Before I conclude, I should mention this was an audiobook, and the narrator, Joanna Mackie was good. It looks, however, like the version in audible is narrated by someone else. The one my library has is this one, published by Oakhill.

MY GRADE: A strong B

6 comments:

Mean Fat Old Bat 19 November 2012 00:38  

Oh, this looked like a good read and exactly what I've been looking for. Right up to your mention of animal abuse. Thank you so much for including that in your review.

I know, it doesn't make much sense for me to read without a single qualm about a man with his throat slit and then gag over animal abuse, but there it is. Sounds otherwise like an interesting read and a change of pace.

Rosario 19 November 2012 06:23  

It might not make sense in abstract, but I definitely felt it too.
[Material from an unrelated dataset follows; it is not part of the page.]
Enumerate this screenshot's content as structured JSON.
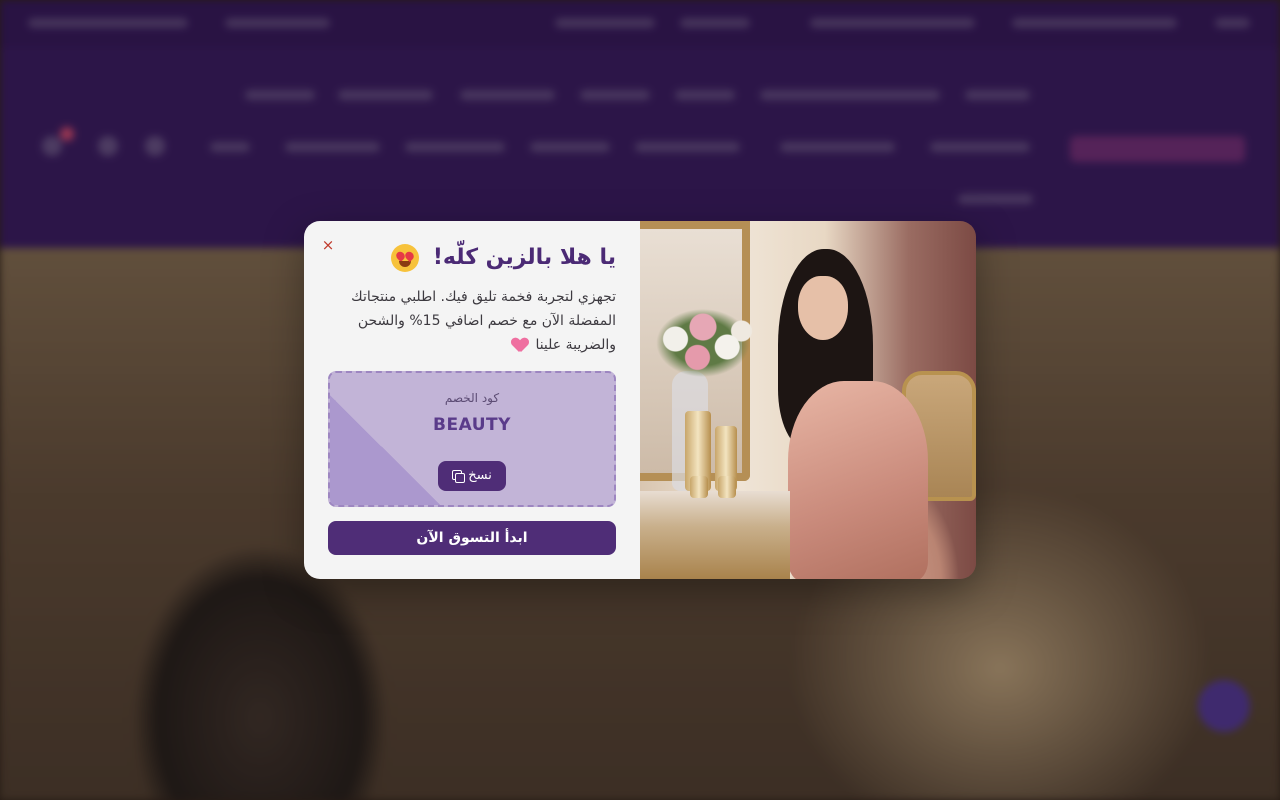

There are very good people killed in this book, and I did feel a sense of grief about them, but it was the scene with the dog that had me tearing up.

By the way, I wouldn't call it animal abuse, but an animal definitely suffers, although for good reason. Would you like a spoiler, to know whether it's something you'd be able to handle?

Mean Fat Old Bat 20 November 2012 02:50  

No, I'll just let it go, I think, especially since Mt. TBR is now in the hundreds and my bar for animal suffering is set very low. Reading about a dog being kicked, for example, can give me nightmares.

But thank you for the offer. I'll give it a miss at least for now while I'm not in a good place emotionally.

Rosario 22 November 2012 07:10  

Fair enough, probably best not to read this one, then!

Susan/DC,  24 November 2012 08:40  

I love this series. Harriet is definitely more liberated than most women of her era, but she's had to raise her children (as well as her younger sister) and manage an estate while her husband is away at sea, so I think she would be used to more independence. I like that Robertson shows that Harriet is aware of the fact that she is not conventional and conformable and that she chafes when others try to fit her into the common mold. She does try, however, when she feels it will harm those around her if she goes too far.

Rosario 25 November 2012 15:36  

Susan/DC: That last point I think is key if you want to write an unconventional character in a historical. As long as you show that the character is aware that he/she is different from the norm, and there are consequences for not conforming, I will probably buy anything! Robertson does that very well.